Más tarde, la mutilación ya no era la principal característica del ya conocido “Mochaorejas”, también el homicidio a sangre fría:
«Cortar orejas era normal para mí, ni me daba miedo ni me daba temor. Como si fuera una cosa normal. Matar, secuestrar, todo es normal»
La tan temida y al mismo tiempo, deseada fama, se convirtió en la cruz del calvario de Arizmendi quien gozaba de popularidad; pero al mismo tiempo su trabajo peligraba gracias a que cada vez había más personas que lo identificaban y cada vez se escuchaba mas de él. De igual manera el mote de “Mochaorejas” era un tema para romper el hielo en cualquier situación.

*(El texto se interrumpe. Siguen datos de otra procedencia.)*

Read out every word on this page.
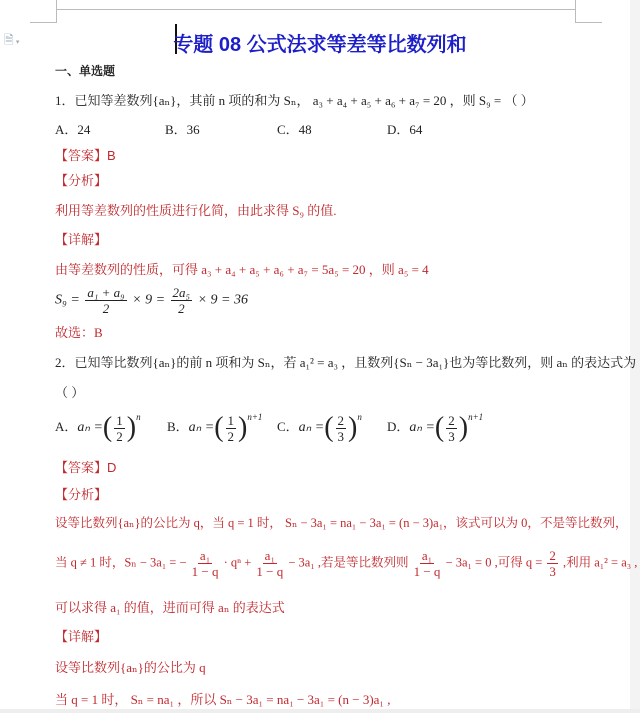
🗎 ▾	专题 08 公式法求等差等比数列和
一、单选题
1．已知等差数列{aₙ}，其前 n 项的和为 Sₙ， a₃ + a₄ + a₅ + a₆ + a₇ = 20 ，则 S₉ = （ ）
A．24	B．36	C．48	D．64
【答案】B
【分析】
利用等差数列的性质进行化简，由此求得 S₉ 的值.
【详解】
由等差数列的性质，可得 a₃ + a₄ + a₅ + a₆ + a₇ = 5a₅ = 20 ，则 a₅ = 4
$S_9 = \frac{\text{a₁ + a₉}}{2} \times 9 = \frac{\text{2a₅}}{2} \times 9 = 36$
故选：B
2．已知等比数列{aₙ}的前 n 项和为 Sₙ，若 a₁² = a₃ ，且数列{Sₙ − 3a₁}也为等比数列，则 aₙ 的表达式为
（ ）
A．aₙ =( $\frac{1}{2} )^n$
B．aₙ =( $\frac{1}{2} )^{n+1}$
C．aₙ =( $\frac{2}{3} )^n$
D．aₙ =( $\frac{2}{3} )^{n+1}$
【答案】D
【分析】
设等比数列{aₙ}的公比为 q，当 q = 1 时， Sₙ − 3a₁ = na₁ − 3a₁ = (n − 3)a₁，该式可以为 0，不是等比数列，
当 q ≠ 1 时，Sₙ − 3a₁ = − $\frac{\text{a₁}}{1 - q} \cdot q^n + \frac{\text{a₁}}{1 - q} - 3a_1$ ,若是等比数列则 $\frac{\text{a₁}}{1 - q} - 3a_1 = 0$ ,可得 $q = \frac{2}{3}$ ,利用 a₁² = a₃ ,
可以求得 a₁ 的值，进而可得 aₙ 的表达式
【详解】
设等比数列{aₙ}的公比为 q
当 q = 1 时， Sₙ = na₁ ，所以 Sₙ − 3a₁ = na₁ − 3a₁ = (n − 3)a₁ ,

La banda dejó de lado esa “humanidad”con la que se intentaban vender y los secuestros se hicieron cada vez más violentos, incluían las clásicas mutilaciones, asesinatos a sangre fría y burlas a las familias que dieron como resultado una población aterrada. Conforme las noticias sobre su forma de actuar se viralizaron, el grupo delictivo se debilitó cada vez más hasta que el 17 de agosto de 1998, elementos de la policía Judicial del Estado de México detuvieron a Daniel Arizmendi y compañía en Naucalpan.
En la captura aseguraron 30 millones de pesos, 600 centenarios y más de 500 mil dólares. Posteriormente, en 2005, el “Mochaorejas” fue sentenciado a 50 años de prisión por los delitos de privación ilegal de la libertad, delincuencia organizada, posesión de armas de fuego y homicidio calificado.

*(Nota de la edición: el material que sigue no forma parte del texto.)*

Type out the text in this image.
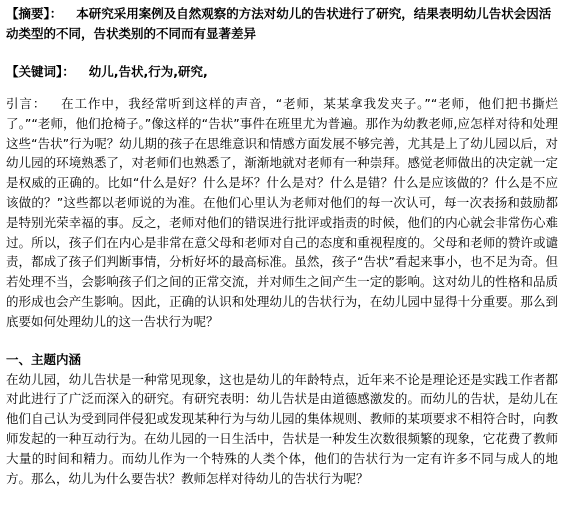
【摘要】： 本研究采用案例及自然观察的方法对幼儿的告状进行了研究，结果表明幼儿告状会因活动类型的不同，告状类别的不同而有显著差异

【关键词】： 幼儿,告状,行为,研究,

引言： 在工作中，我经常听到这样的声音，“老师，某某拿我发夹子。”“老师，他们把书撕烂了。”“老师，他们抢椅子。”像这样的“告状”事件在班里尤为普遍。那作为幼教老师,应怎样对待和处理这些“告状”行为呢？幼儿期的孩子在思维意识和情感方面发展不够完善，尤其是上了幼儿园以后，对幼儿园的环境熟悉了，对老师们也熟悉了，渐渐地就对老师有一种崇拜。感觉老师做出的决定就一定是权威的正确的。比如“什么是好？什么是坏？什么是对？什么是错？什么是应该做的？什么是不应该做的？”这些都以老师说的为准。在他们心里认为老师对他们的每一次认可，每一次表扬和鼓励都是特别光荣幸福的事。反之，老师对他们的错误进行批评或指责的时候，他们的内心就会非常伤心难过。所以，孩子们在内心是非常在意父母和老师对自己的态度和重视程度的。父母和老师的赞许或谴责，都成了孩子们判断事情，分析好坏的最高标准。虽然，孩子“告状”看起来事小，也不足为奇。但若处理不当，会影响孩子们之间的正常交流，并对师生之间产生一定的影响。这对幼儿的性格和品质的形成也会产生影响。因此，正确的认识和处理幼儿的告状行为，在幼儿园中显得十分重要。那么到底要如何处理幼儿的这一告状行为呢？

一、主题内涵

在幼儿园，幼儿告状是一种常见现象，这也是幼儿的年龄特点，近年来不论是理论还是实践工作者都对此进行了广泛而深入的研究。有研究表明：幼儿告状是由道德感激发的。而幼儿的告状，是幼儿在他们自己认为受到同伴侵犯或发现某种行为与幼儿园的集体规则、教师的某项要求不相符合时，向教师发起的一种互动行为。在幼儿园的一日生活中，告状是一种发生次数很频繁的现象，它花费了教师大量的时间和精力。而幼儿作为一个特殊的人类个体，他们的告状行为一定有许多不同与成人的地方。那么，幼儿为什么要告状？教师怎样对待幼儿的告状行为呢？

Entre rezos que suplicaban a Dios ayudara al negocio, más no al dolor de las víctimas y las constantes huidas, peleas y miedos, Daniel Arizmendi consiguió amasar una fortuna que no pudo disfrutar con su familia, ni siquiera solo o con su banda. Simplemente tuvo el placer de saciar su sed de sangre y violencia, calmar su adicción por ultrajar personas y lucrar con su dinero.
[smartads]
El “Mochaorejas” se quedará en el imaginario del México moderno como el secuestrador que mutilaba cruel mente a sus cautivos, un personaje de barrio que a través de la violencia, el crimen y la corrupción logró hacerse de una fortuna. Pero también como otra víctima de la avaricia que habita (en mayor o menor medida) dentro de cualquier persona.